History

Berry Pomeroy and the ‘Other’ Seymours

How an extravagant but unfinished castle tells a story of family rivalry and competitive housebuilding in 17th-century England.

The tomb of Edward Seymour II in Berry Pomeroy church
The tomb of Edward Seymour II in Berry Pomeroy church

UNFINISHED BUSINESS

Berry Pomeroy Castle in Devon is among England’s most romantic ruins. Most dramatic of all, especially when seen from the steep-sided valley below, are the towering masonry crags of the range begun in about 1600 by Edward Seymour II (c.1563–1613). It was intended to transform his modest Elizabethan country house into one of the grandest mansions in all of England.

But when the castle is viewed from the courtyard, it is clear that Edward’s grand designs came to a sudden halt. ‘Toothing’ on the stub of a west wing awaits a continuation never built, and an outcrop of uncleared bedrock juts untidily out within a few feet of the mansion’s showy frontage.

‘Toothing’ for a planned new building projects from the unfinished west wing at Berry Pomeroy Castle
‘Toothing’ for a planned new building projects from the unfinished west wing at Berry Pomeroy Castle

SHOW HOME

Edward didn’t do things by halves. At 64.9 metres long, his north range at Berry Pomeroy rivalled Longleat and Hatfield House, and was more than twice as long as the comparable façade at Audley End, Essex, the biggest mansion in early 17th-century England.

Running the whole length of its topmost storey, its long gallery exceeded in size those at Hardwick Hall or Hampton Court.

IDEAS ABOVE HIS STATION

All these great houses were built by very much richer people than Edward Seymour, though. Their builders were figures who could afford to spend much more than the £20,000 Seymour had spent on Berry Pomeroy when his cash ran out in 1610.

Edward was essentially a country gentleman of only modest means. So why did he embark on this ill-fated building extravaganza, on an unsuitably cramped site in a remote corner of England?

Perhaps because, but for a historic injustice, he would have been Duke of Somerset.

Cutaway reconstruction drawing of Edward Seymour II’s great north wing at Berry Pomeroy Castle
Cutaway reconstruction drawing of Edward Seymour II’s great north wing at Berry Pomeroy Castle © English Heritage (drawing by Terry Ball/Richard Lea)

FAMILY MISFORTUNES

‘Protector Somerset’, brother of Henry VIII’s queen Jane Seymour, and Lord Protector of their son, Edward VI, was Edward’s grandfather.

Or was he?

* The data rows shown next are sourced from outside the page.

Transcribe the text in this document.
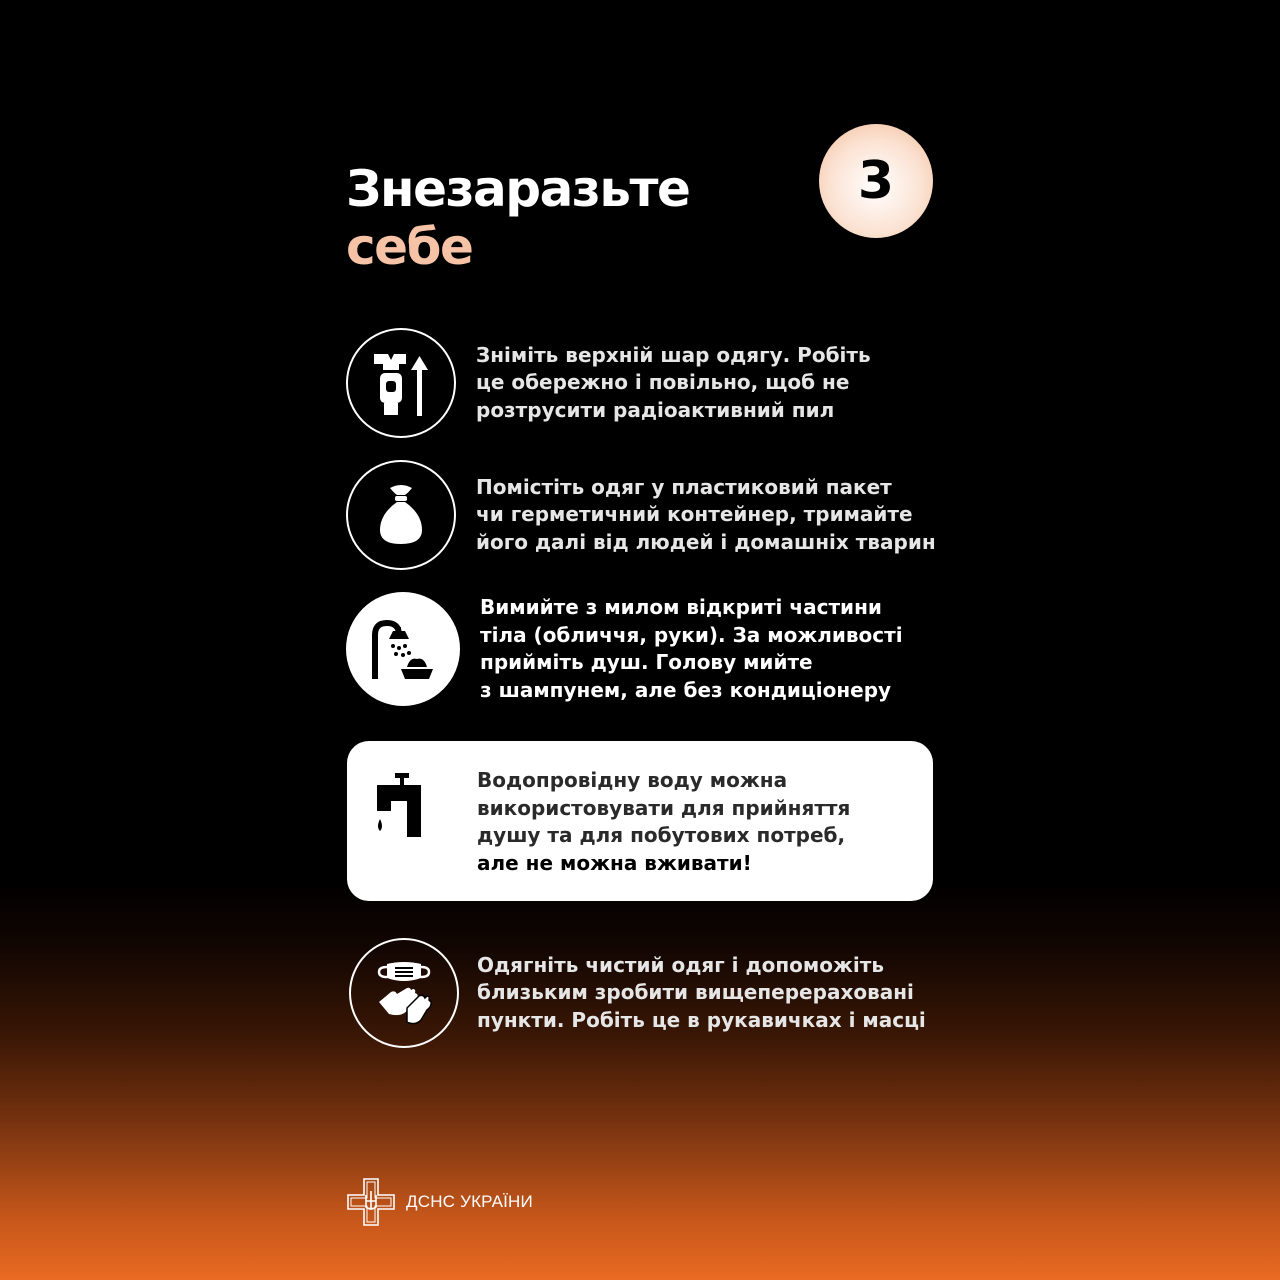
Знезаразьте
себе
3
Зніміть верхній шар одягу. Робіть
це обережно і повільно, щоб не
розтрусити радіоактивний пил
Помістіть одяг у пластиковий пакет
чи герметичний контейнер, тримайте
його далі від людей і домашніх тварин
Вимийте з милом відкриті частини
тіла (обличчя, руки). За можливості
прийміть душ. Голову мийте
з шампунем, але без кондиціонеру
Водопровідну воду можна
використовувати для прийняття
душу та для побутових потреб,
але не можна вживати!
Одягніть чистий одяг і допоможіть
близьким зробити вищеперераховані
пункти. Робіть це в рукавичках і масці
ДСНС УКРАЇНИ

Somerset apparently suspected that his sons by his first wife (Berry Pomeroy Edward’s grandmother) were not really his. So it was to his children by his second wife that the family dukedom of Somerset descended, along with the bulk of the ancestral estates. Edward’s nominally ‘senior’ Seymour branch was left with Berry Pomeroy, and not a lot else.

DOWNFALL

On the fine monument to Edward in Berry Pomeroy church, an effigy points meaningfully to the inscription proclaiming his descent from Protector Somerset.

Dispossession clearly rankled. Ironically, it was a failed lawsuit to recover part of the family estates from the ‘other Seymours’ which apparently completed Edward’s financial downfall, preventing him from finishing his glorious new mansion.

He would no doubt have been relieved to know that the Berry Pomeroy Seymours won out in the end. When the ‘junior’ branch died out in 1750, the title and lands passed, at last, to Edward’s descendants. English Heritage’s current landlord for the castle is the 19th Duke of Somerset, a direct descendant of the Berry Pomeroy line.